I have multiple lingering tasks for improving monitoring for for our applications. I believe this is a very important step we need to take to assess the quality of our applications and measure the value that we are delivering to customers. If I had my way, I would hire another me just so I can concentrate on this.
We need to monitor usage to better understand how our customer actually use the application in production. This will allow us to make better product design decisions and optimizations, prioritize testing effort in terms of regression coverage, and provide a signal for potential issues when trends are off.
We need a better way to monitor and analyze errors. We currently get an email when certain exceptions occur. We also log exceptions to a database. What we don’t have is a way to analyze exceptions. How often do they occur, what is the most thrown type of exception, what was system health when the exception was thrown.
We need a way to monitor and be alerted of health issues (e.g. current utilization of memory, cpu, diskspace; open sessions; processing throughput…). Ops has a good handle on monitoring, but we need to be able to surface more health data and make it available outside of the private Ops monitoring systems. It’s the old “it takes a village to raise an app” thing being touted by the DevOps movement.
Everyone on the delivery team needs some access to a dashboard where they can see the usability, exceptions, health of the app and create and subscribe to alerts for various condition thresholds that interest them. This should be even shared with certain people outside of delivery just to keep things transparent.
This can all be started in preproduction and once we are comfortable with it pushed to production.
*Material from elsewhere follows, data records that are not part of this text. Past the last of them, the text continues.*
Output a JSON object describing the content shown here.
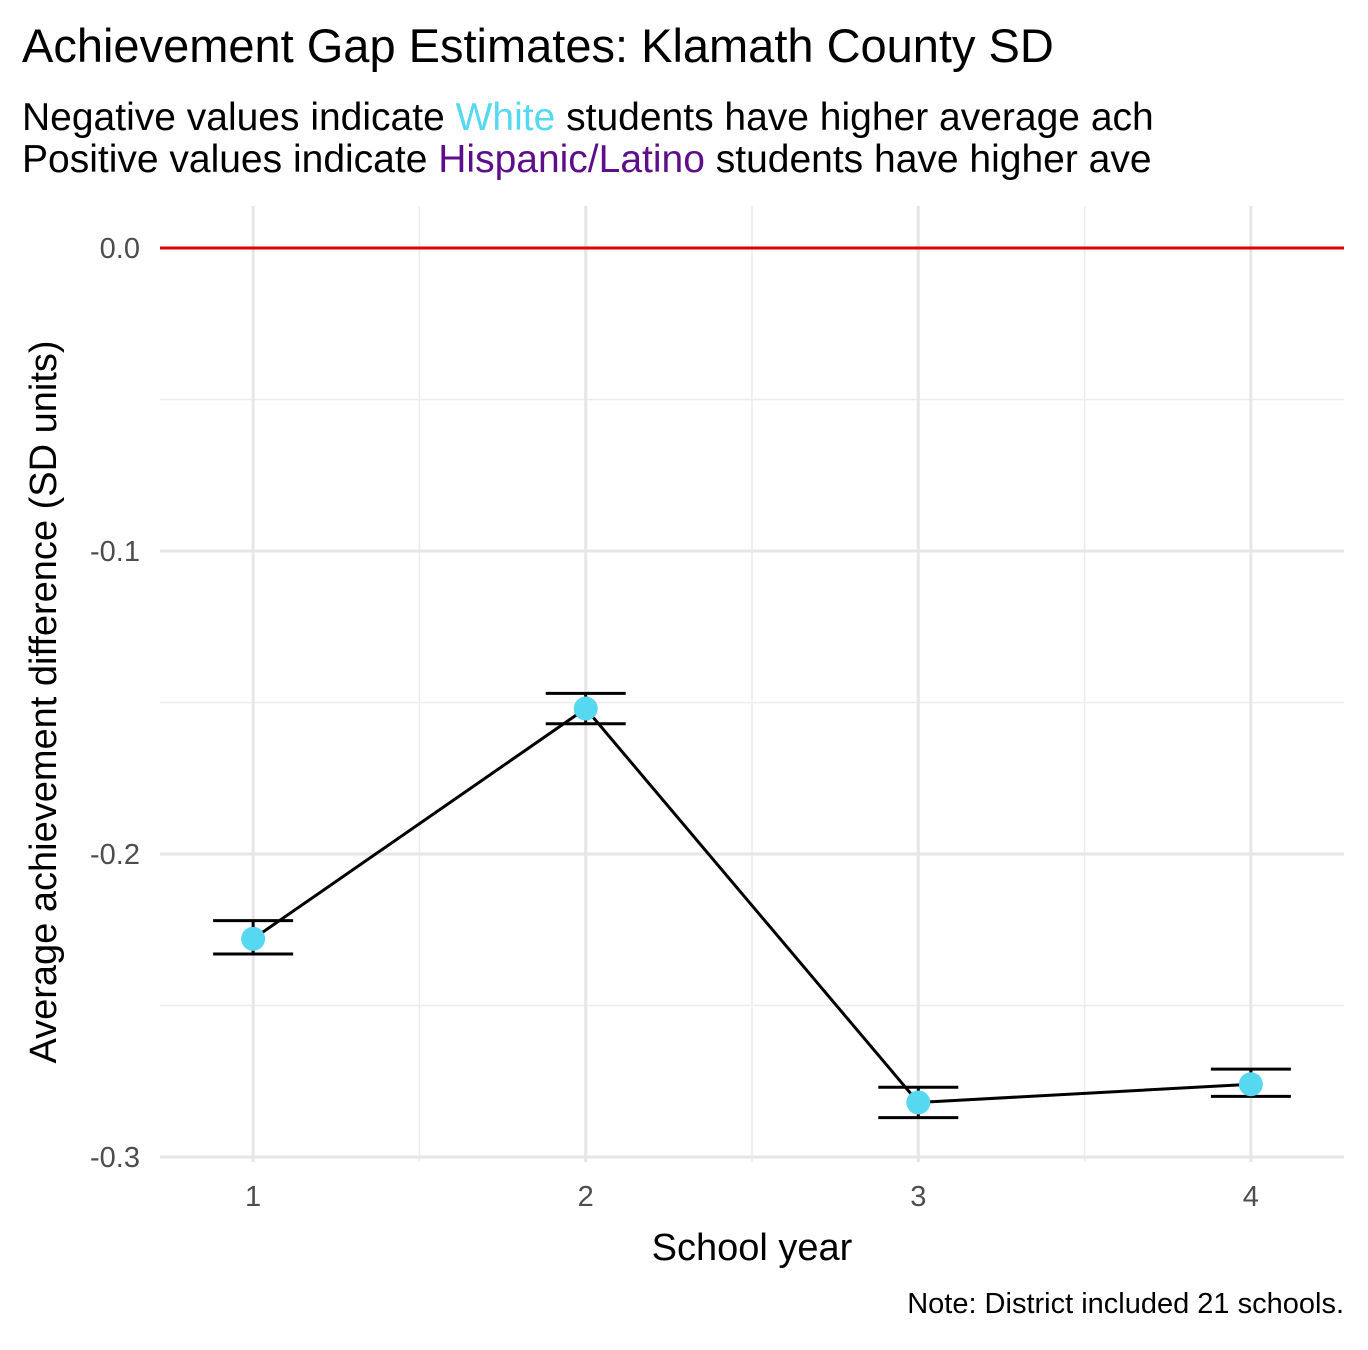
{
  "chart_data": {
    "type": "line",
    "title": "Achievement Gap Estimates: Klamath County SD",
    "subtitle": [
      {
        "before": "Negative values indicate ",
        "highlight": "White",
        "highlight_color": "#56D8F0",
        "after": " students have higher average ach"
      },
      {
        "before": "Positive values indicate ",
        "highlight": "Hispanic/Latino",
        "highlight_color": "#5C0E8B",
        "after": " students have higher ave"
      }
    ],
    "xlabel": "School year",
    "ylabel": "Average achievement difference (SD units)",
    "caption": "Note: District included 21 schools.",
    "x_ticks": [
      "1",
      "2",
      "3",
      "4"
    ],
    "y_ticks": [
      "0.0",
      "-0.1",
      "-0.2",
      "-0.3"
    ],
    "xlim": [
      0.72,
      4.28
    ],
    "ylim": [
      -0.3,
      0.0
    ],
    "reference_line": {
      "y": 0.0,
      "color": "#E00000"
    },
    "grid": true,
    "point_color": "#56D8F0",
    "series": [
      {
        "x": [
          1,
          2,
          3,
          4
        ],
        "y": [
          -0.228,
          -0.152,
          -0.282,
          -0.276
        ],
        "error_low": [
          -0.233,
          -0.157,
          -0.287,
          -0.28
        ],
        "error_high": [
          -0.222,
          -0.147,
          -0.277,
          -0.271
        ]
      }
    ]
  }
}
The point of having it is that QA is a responsibility of the entire team. Having these types of insight into production is necessary to insure that our customers are getting the quality they signed up for. When the entire team can monitoring production it allows us to extend QA because we can be proactive and not just reactive to issues in production. Monitoring production gives us the ammo we need to take preemptive action to avert issues in production while giving us the data we need to improve the application.